The initial plan was to head out to the South Rim, spend the night; bus over to the North Rim, spend the night; hike down the North Kaibab Trail to Phantom Ranch, spend the night in the canyon; hike out via the Bright Angel Canyon and head home. I, of course, saw an opportunity at hand.
I told the crew that I would forego the bus trip in exchange for running the canyon instead. After being called crazy in several different ways, I began my limited research of running the canyon. Okay, I have to admit, I didn’t do much research. With all the races and events I have planned for this Summer, I was really treating the canyon as an experience. And it’s probably a good thing I did.
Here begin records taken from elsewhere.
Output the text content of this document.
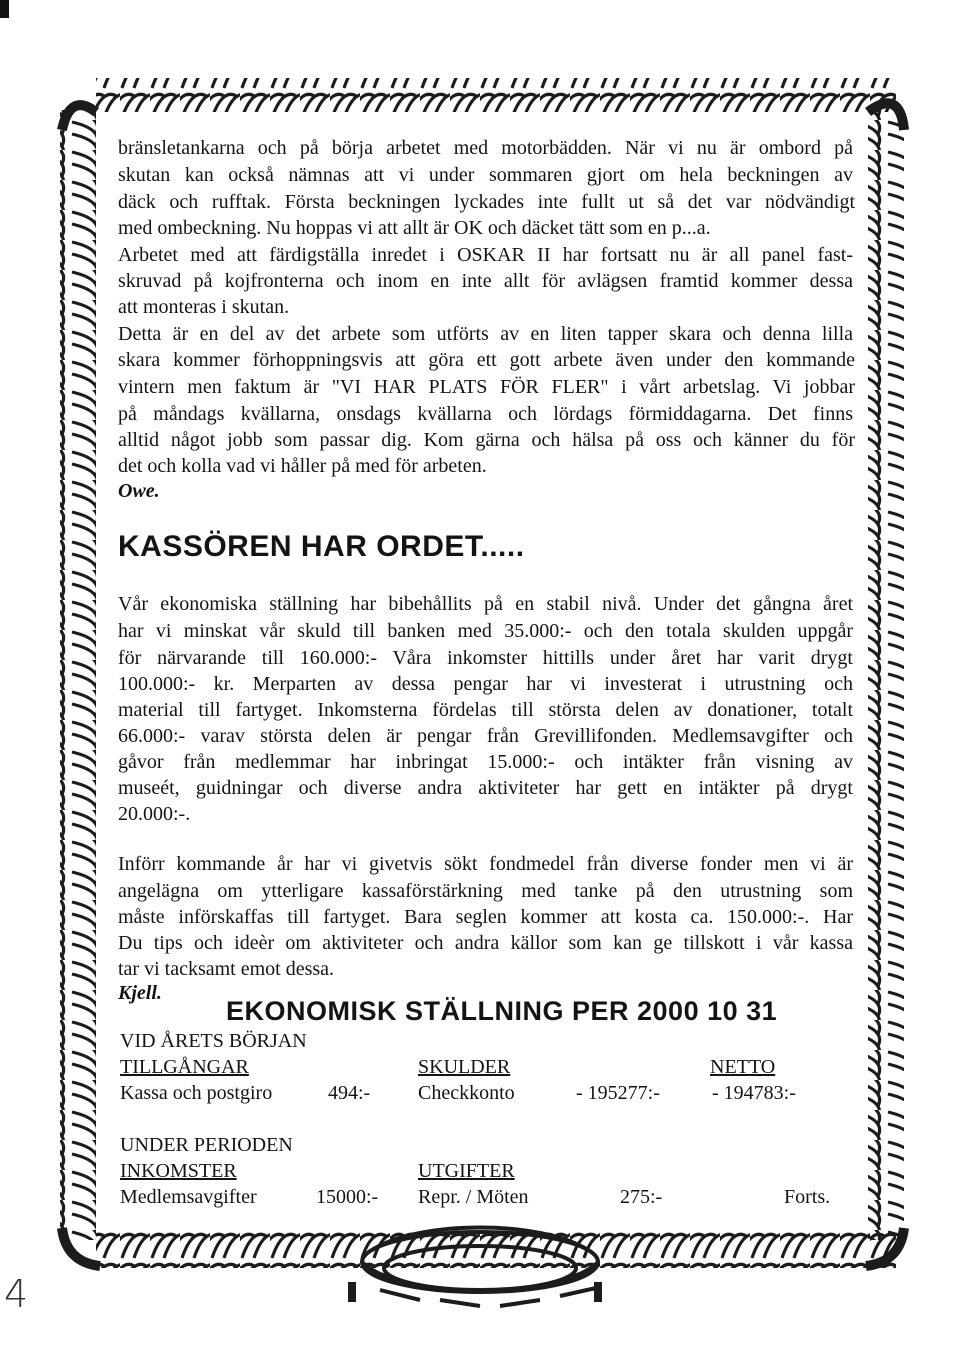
4
bränsletankarna och på börja arbetet med motorbädden. När vi nu är ombord på
skutan kan också nämnas att vi under sommaren gjort om hela beckningen av
däck och rufftak. Första beckningen lyckades inte fullt ut så det var nödvändigt
med ombeckning. Nu hoppas vi att allt är OK och däcket tätt som en p...a.
Arbetet med att färdigställa inredet i OSKAR II har fortsatt nu är all panel fast-
skruvad på kojfronterna och inom en inte allt för avlägsen framtid kommer dessa
att monteras i skutan.
Detta är en del av det arbete som utförts av en liten tapper skara och denna lilla
skara kommer förhoppningsvis att göra ett gott arbete även under den kommande
vintern men faktum är "VI HAR PLATS FÖR FLER" i vårt arbetslag. Vi jobbar
på måndags kvällarna, onsdags kvällarna och lördags förmiddagarna. Det finns
alltid något jobb som passar dig. Kom gärna och hälsa på oss och känner du för
det och kolla vad vi håller på med för arbeten.
Owe.
KASSÖREN HAR ORDET.....
Vår ekonomiska ställning har bibehållits på en stabil nivå. Under det gångna året
har vi minskat vår skuld till banken med 35.000:- och den totala skulden uppgår
för närvarande till 160.000:- Våra inkomster hittills under året har varit drygt
100.000:- kr. Merparten av dessa pengar har vi investerat i utrustning och
material till fartyget. Inkomsterna fördelas till största delen av donationer, totalt
66.000:- varav största delen är pengar från Grevillifonden. Medlemsavgifter och
gåvor från medlemmar har inbringat 15.000:- och intäkter från visning av
museét, guidningar och diverse andra aktiviteter har gett en intäkter på drygt
20.000:-.
Införr kommande år har vi givetvis sökt fondmedel från diverse fonder men vi är
angelägna om ytterligare kassaförstärkning med tanke på den utrustning som
måste införskaffas till fartyget. Bara seglen kommer att kosta ca. 150.000:-. Har
Du tips och ideèr om aktiviteter och andra källor som kan ge tillskott i vår kassa
tar vi tacksamt emot dessa.
Kjell.
EKONOMISK STÄLLNING PER 2000 10 31
VID ÅRETS BÖRJAN
TILLGÅNGAR	SKULDER	NETTO
Kassa och postgiro	494:- Checkkonto	- 195277:-	- 194783:-
UNDER PERIODEN
INKOMSTER	UTGIFTER
Medlemsavgifter	15000:- Repr. / Möten	275:-	Forts.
Here are some stats on the Grandest of Canyons:
- Average depth: 1 mile
- Rim elevations: south rim, 7,000′; north rim, 8,000′
- Average temperature in the canyon in June/July: 106 degrees
- Bright Angel Trail: 9.3 miles; 4,380′ descent to the Colorado River; average grade of 10%
- North Kaibab Trail: 13.7 miles, 5,660′ ascent from the Colorado River
- River Trail: 2 miles connecting the Bright Angel Trail and North Kaibab Trail
According to the book Over the Edge: Death in Grand Canyon:
“Once one descends even ten feet below either rim of Grand Canyon, one has entered a new and different world. This world is the most convoluted, massive, and jaggedly vertical landscape on Earth, a vast complicated labyrinth carved by the vagaries of erosion as it removed 1,000 cubic miles of rock in a dendritic drainage pattern that gnaws into bedrock cliffs thousand of feet high and fractures the landscape into 600 tributary canyons. The vast majority of rock surface here is so nearly impossible to access that it may never be visited by humans. The few practical routes penetrating this landscape – most of which were pioneered millenia ago by Native Americans – are themselves fraught with precipices and pitfalls and decaying sedimentary rock that weed out the unwary.”
According to the limited research I did prior to the trip, the biggest concerns I had were the heat, water availability, and honestly, the magnitude of it all. Everyone I talked to about running R2R warned me of the myriad risks.